A água, golpeando as margens da costa, levou agora os seus cabelos...
Como uma nuvem de pontos cintilantes, os seus cabelos claros e ondulados se dissolveram na brisa; eram cinzas incandescentes, eram gotas de prata se fundindo com o vento... Sua cabeça nua brilhava como uma concha de mármore, as suas pálpebras fechadas e os cílios grossos pareciam a imagem do sono e do contentamento. A mulher de cabelos longos e pele de sol estava agora impassível, um sorriso discreto nos lábios onde já não havia mais palavras nem mentiras.
Uma onda arrasta o seus olhos...
Suas órbitas vazias, deitadas na escuridão, perderam o brilho do mundo, o sol caiu no horizonte e a noite eclipsou aquela tarde suicida. Seus olhos claros como pedras de âmbar rolaram na areia molhada e se esconderam dentro de uma concha que logo fora enterrada pela maré. Sem juízo e sem palavras, aquela fêmea dilacerada ainda sorria, indiferente àquele vento cortante que regelava a sua pele fresca, àquelas águas selvagens que arrancavam pouco a pouco cada parte de si. O sorriso branco e jovial nos seus lábios assumiram a expressão do êxtase. Os olhos ocos iluminados por um sol vermelho e crepuscular. Era a visão da morte, mas não havia a dor nem a culpa da partida.
Uma onda maior, se precipitando como uma imensa crista do fundo do oceano, arrancou as suas pernas brancas...
Elas tombaram como dois pilares de mármore e se dissolveram em areia fina que o vento arrastou para a maresia. Seu dorso esbelto, semi-enterrado nas areias escuras, se sustentava, como uma escultura grega, sobre os braços finos e pálidos, se desmancharam com a escuma do mar. Ela sorria histericamente, com aquelas órbitas escuras e vazias, o sorriso rasgado e aberto como a expressão dos loucos, dos alucinados. Aquela cabeça nua, que não era mais feminina, se projetava como o semblante de um animal, de uma ave com asas cortadas.

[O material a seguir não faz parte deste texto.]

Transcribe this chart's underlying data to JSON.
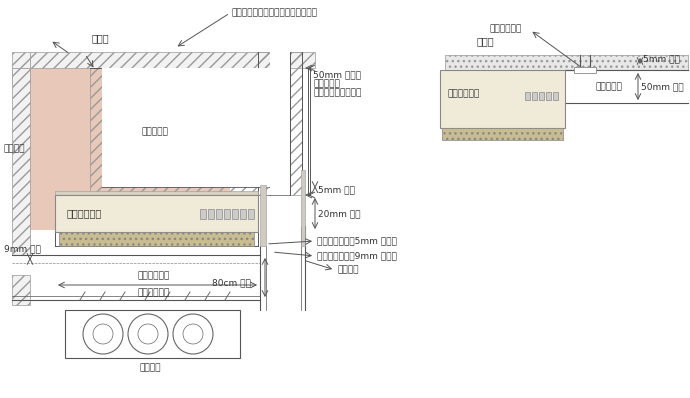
{
  "bg_color": "#ffffff",
  "hatch_fc": "#f2f2f2",
  "hatch_ec": "#999999",
  "hood_fill": "#f0ead8",
  "comb_fill": "#e8c8b8",
  "insul_fill": "#e8c8b8",
  "line_color": "#555555",
  "text_color": "#333333",
  "fs": 6.5,
  "fs_label": 7.0,
  "labels": {
    "tenjo": "天　井",
    "kanenbutsu_top": "可燃物が接触するおそれのある部分",
    "kanenbutsu_left": "可燃材料",
    "haikidakuto": "排気ダクト",
    "renjifudo": "レンジフード",
    "nensho": "燃焼設備",
    "mm50_label": "50mm 以上の",
    "shatsu": "しゃ熱材料",
    "rokku": "（ロックウール等）",
    "mm5": "5mm 以上",
    "mm20": "20mm 以上",
    "toku5": "特定不燃材料（5mm 以上）",
    "toku9": "特定不燃材料（9mm 以上）",
    "hi_label1": "火を使用する",
    "hi_label2": "設備の幅以上",
    "mm9": "9mm 以上",
    "cm80": "80cm 以上",
    "kanenbutsu_low": "可燃材料",
    "r_tenjo": "天　井",
    "r_toku": "特定不燃材料",
    "r_5mm": "5mm 以上",
    "r_50mm": "50mm 以上",
    "r_duct": "排気ダクト",
    "r_hood": "レンジフード"
  }
}
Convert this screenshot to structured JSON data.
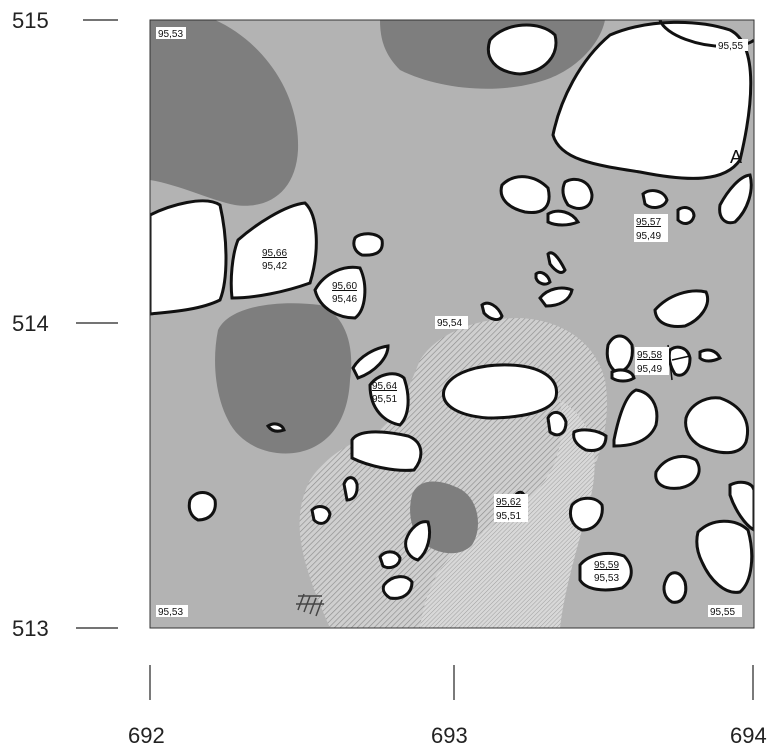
{
  "map": {
    "axes": {
      "y_labels": [
        "515",
        "514",
        "513"
      ],
      "x_labels": [
        "692",
        "693",
        "694"
      ]
    },
    "corner_elevations": {
      "top_left": "95,53",
      "top_right": "95,55",
      "bottom_left": "95,53",
      "bottom_right": "95,55"
    },
    "feature_label": "A",
    "spot_elevation": "95,54",
    "elevation_pairs": [
      {
        "top": "95,66",
        "bottom": "95,42"
      },
      {
        "top": "95,60",
        "bottom": "95,46"
      },
      {
        "top": "95,64",
        "bottom": "95,51"
      },
      {
        "top": "95,57",
        "bottom": "95,49"
      },
      {
        "top": "95,58",
        "bottom": "95,49"
      },
      {
        "top": "95,62",
        "bottom": "95,51"
      },
      {
        "top": "95,59",
        "bottom": "95,53"
      }
    ],
    "colors": {
      "background": "#b3b3b3",
      "dark_zone": "#7e7e7e",
      "hatched_zone": "#c9c9c9",
      "stone_fill": "#ffffff",
      "stone_outline": "#111111"
    }
  }
}
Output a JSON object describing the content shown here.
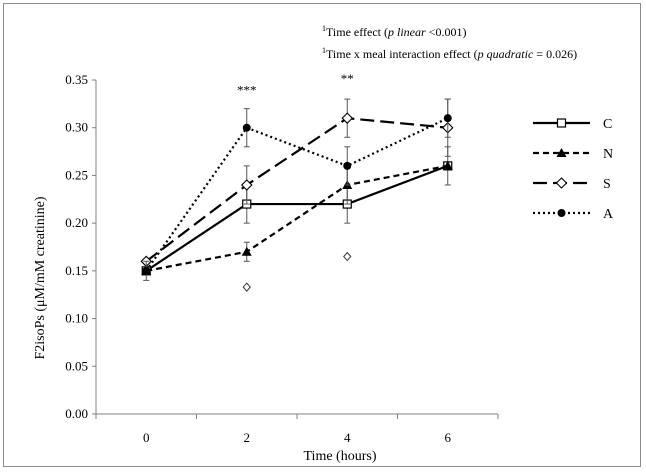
{
  "chart_data": {
    "type": "line",
    "x": [
      0,
      2,
      4,
      6
    ],
    "xticks": [
      "0",
      "2",
      "4",
      "6"
    ],
    "xlabel": "Time (hours)",
    "ylabel": "F2isoPs (μM/mM creatinine)",
    "ylim": [
      0.0,
      0.35
    ],
    "yticks": [
      "0.00",
      "0.05",
      "0.10",
      "0.15",
      "0.20",
      "0.25",
      "0.30",
      "0.35"
    ],
    "grid": false,
    "legend": "right",
    "series": [
      {
        "name": "C",
        "marker": "open-square",
        "dash": "solid",
        "values": [
          0.15,
          0.22,
          0.22,
          0.26
        ],
        "err": [
          0.0,
          0.02,
          0.02,
          0.02
        ]
      },
      {
        "name": "N",
        "marker": "filled-triangle",
        "dash": "dashed",
        "values": [
          0.15,
          0.17,
          0.24,
          0.26
        ],
        "err": [
          0.0,
          0.01,
          0.02,
          0.0
        ]
      },
      {
        "name": "S",
        "marker": "open-diamond",
        "dash": "long-dash",
        "values": [
          0.16,
          0.24,
          0.31,
          0.3
        ],
        "err": [
          0.0,
          0.02,
          0.02,
          0.03
        ]
      },
      {
        "name": "A",
        "marker": "filled-circle",
        "dash": "dotted",
        "values": [
          0.15,
          0.3,
          0.26,
          0.31
        ],
        "err": [
          0.01,
          0.02,
          0.02,
          0.02
        ]
      }
    ],
    "significance": [
      {
        "x": 2,
        "y": 0.335,
        "label": "***"
      },
      {
        "x": 4,
        "y": 0.347,
        "label": "**"
      }
    ],
    "outlier_markers": [
      {
        "x": 2,
        "y": 0.133
      },
      {
        "x": 4,
        "y": 0.165
      }
    ],
    "footnotes": [
      {
        "sup": "1",
        "parts": [
          {
            "text": "Time effect (",
            "italic": false
          },
          {
            "text": "p linear",
            "italic": true
          },
          {
            "text": " <0.001)",
            "italic": false
          }
        ]
      },
      {
        "sup": "1",
        "parts": [
          {
            "text": "Time x meal interaction effect (",
            "italic": false
          },
          {
            "text": "p quadratic",
            "italic": true
          },
          {
            "text": " = 0.026)",
            "italic": false
          }
        ]
      }
    ]
  }
}
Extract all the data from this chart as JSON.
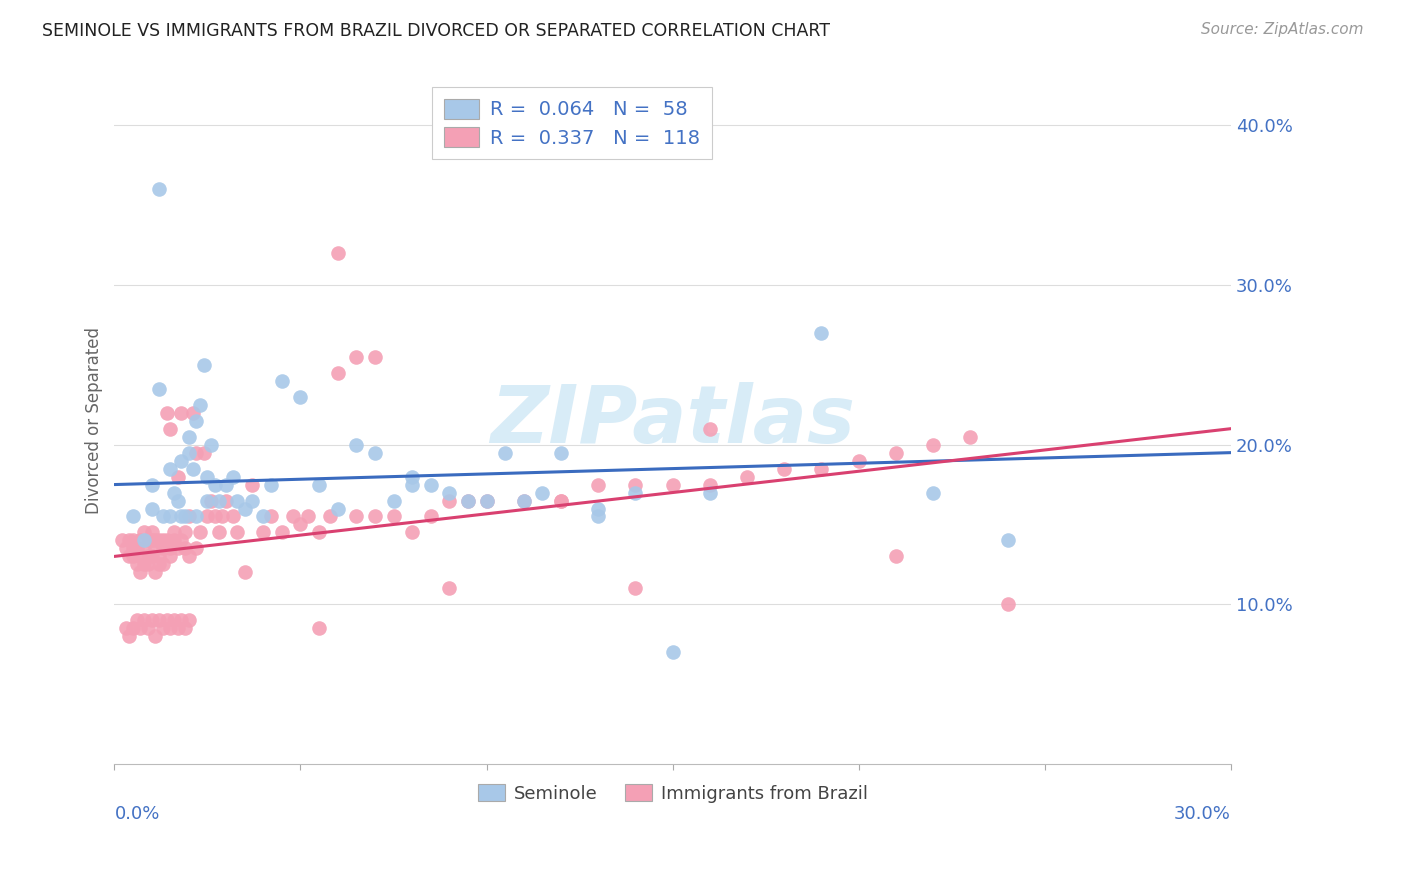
{
  "title": "SEMINOLE VS IMMIGRANTS FROM BRAZIL DIVORCED OR SEPARATED CORRELATION CHART",
  "source": "Source: ZipAtlas.com",
  "ylabel": "Divorced or Separated",
  "xlim": [
    0.0,
    0.3
  ],
  "ylim": [
    0.0,
    0.43
  ],
  "right_ytick_vals": [
    0.1,
    0.2,
    0.3,
    0.4
  ],
  "right_ytick_labels": [
    "10.0%",
    "20.0%",
    "30.0%",
    "40.0%"
  ],
  "x_tick_vals": [
    0.0,
    0.05,
    0.1,
    0.15,
    0.2,
    0.25,
    0.3
  ],
  "seminole_R": 0.064,
  "seminole_N": 58,
  "brazil_R": 0.337,
  "brazil_N": 118,
  "seminole_color": "#a8c8e8",
  "brazil_color": "#f4a0b5",
  "seminole_line_color": "#3a6bbf",
  "brazil_line_color": "#d94070",
  "watermark_text": "ZIPatlas",
  "watermark_color": "#c8e4f4",
  "seminole_scatter_x": [
    0.005,
    0.008,
    0.01,
    0.01,
    0.012,
    0.013,
    0.015,
    0.015,
    0.016,
    0.017,
    0.018,
    0.018,
    0.019,
    0.02,
    0.02,
    0.021,
    0.022,
    0.022,
    0.023,
    0.024,
    0.025,
    0.025,
    0.026,
    0.027,
    0.028,
    0.03,
    0.032,
    0.033,
    0.035,
    0.037,
    0.04,
    0.042,
    0.045,
    0.05,
    0.055,
    0.06,
    0.065,
    0.07,
    0.075,
    0.08,
    0.085,
    0.09,
    0.095,
    0.1,
    0.105,
    0.11,
    0.115,
    0.12,
    0.13,
    0.14,
    0.15,
    0.16,
    0.19,
    0.22,
    0.24,
    0.012,
    0.08,
    0.13
  ],
  "seminole_scatter_y": [
    0.155,
    0.14,
    0.175,
    0.16,
    0.36,
    0.155,
    0.155,
    0.185,
    0.17,
    0.165,
    0.155,
    0.19,
    0.155,
    0.205,
    0.195,
    0.185,
    0.215,
    0.155,
    0.225,
    0.25,
    0.18,
    0.165,
    0.2,
    0.175,
    0.165,
    0.175,
    0.18,
    0.165,
    0.16,
    0.165,
    0.155,
    0.175,
    0.24,
    0.23,
    0.175,
    0.16,
    0.2,
    0.195,
    0.165,
    0.18,
    0.175,
    0.17,
    0.165,
    0.165,
    0.195,
    0.165,
    0.17,
    0.195,
    0.16,
    0.17,
    0.07,
    0.17,
    0.27,
    0.17,
    0.14,
    0.235,
    0.175,
    0.155
  ],
  "brazil_scatter_x": [
    0.002,
    0.003,
    0.004,
    0.004,
    0.005,
    0.005,
    0.005,
    0.006,
    0.006,
    0.007,
    0.007,
    0.007,
    0.008,
    0.008,
    0.008,
    0.009,
    0.009,
    0.009,
    0.01,
    0.01,
    0.01,
    0.011,
    0.011,
    0.011,
    0.012,
    0.012,
    0.012,
    0.013,
    0.013,
    0.013,
    0.014,
    0.014,
    0.015,
    0.015,
    0.015,
    0.016,
    0.016,
    0.017,
    0.017,
    0.018,
    0.018,
    0.019,
    0.019,
    0.02,
    0.02,
    0.021,
    0.022,
    0.022,
    0.023,
    0.024,
    0.025,
    0.026,
    0.027,
    0.028,
    0.029,
    0.03,
    0.032,
    0.033,
    0.035,
    0.037,
    0.04,
    0.042,
    0.045,
    0.048,
    0.05,
    0.052,
    0.055,
    0.058,
    0.06,
    0.065,
    0.07,
    0.075,
    0.08,
    0.085,
    0.09,
    0.095,
    0.1,
    0.11,
    0.12,
    0.13,
    0.14,
    0.15,
    0.16,
    0.17,
    0.18,
    0.19,
    0.2,
    0.21,
    0.22,
    0.23,
    0.003,
    0.004,
    0.005,
    0.006,
    0.007,
    0.008,
    0.009,
    0.01,
    0.011,
    0.012,
    0.013,
    0.014,
    0.015,
    0.016,
    0.017,
    0.018,
    0.019,
    0.02,
    0.055,
    0.06,
    0.065,
    0.07,
    0.12,
    0.14,
    0.16,
    0.21,
    0.24,
    0.09
  ],
  "brazil_scatter_y": [
    0.14,
    0.135,
    0.13,
    0.14,
    0.13,
    0.135,
    0.14,
    0.125,
    0.135,
    0.12,
    0.13,
    0.14,
    0.125,
    0.135,
    0.145,
    0.13,
    0.14,
    0.125,
    0.14,
    0.13,
    0.145,
    0.12,
    0.135,
    0.14,
    0.125,
    0.14,
    0.13,
    0.135,
    0.14,
    0.125,
    0.14,
    0.22,
    0.13,
    0.135,
    0.21,
    0.14,
    0.145,
    0.18,
    0.135,
    0.14,
    0.22,
    0.145,
    0.135,
    0.13,
    0.155,
    0.22,
    0.135,
    0.195,
    0.145,
    0.195,
    0.155,
    0.165,
    0.155,
    0.145,
    0.155,
    0.165,
    0.155,
    0.145,
    0.12,
    0.175,
    0.145,
    0.155,
    0.145,
    0.155,
    0.15,
    0.155,
    0.145,
    0.155,
    0.32,
    0.155,
    0.155,
    0.155,
    0.145,
    0.155,
    0.165,
    0.165,
    0.165,
    0.165,
    0.165,
    0.175,
    0.175,
    0.175,
    0.175,
    0.18,
    0.185,
    0.185,
    0.19,
    0.195,
    0.2,
    0.205,
    0.085,
    0.08,
    0.085,
    0.09,
    0.085,
    0.09,
    0.085,
    0.09,
    0.08,
    0.09,
    0.085,
    0.09,
    0.085,
    0.09,
    0.085,
    0.09,
    0.085,
    0.09,
    0.085,
    0.245,
    0.255,
    0.255,
    0.165,
    0.11,
    0.21,
    0.13,
    0.1,
    0.11
  ]
}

A maré arrastou o seu dorso, que o mar levou e as ondas, como feixes de navalhas afiadas, o destroçou no seio do oceano...
Do seu pobre dorso incompleto sobrou apenas a cabeça nua e frágil, com um sorriso mesclado de angústia e êxtase congelado na sua face estranha e impessoal. Ela sempre amara aquele pedaço solitário de terra. Amava aquelas areias e as pedras litorâneas... e amava aquele céu que se perdia no horizonte.
Amava ainda mais agora que a paisagem, livre da moldura dos seus olhos, estava mais perfeita, mais clara, mais fiel a si mesma.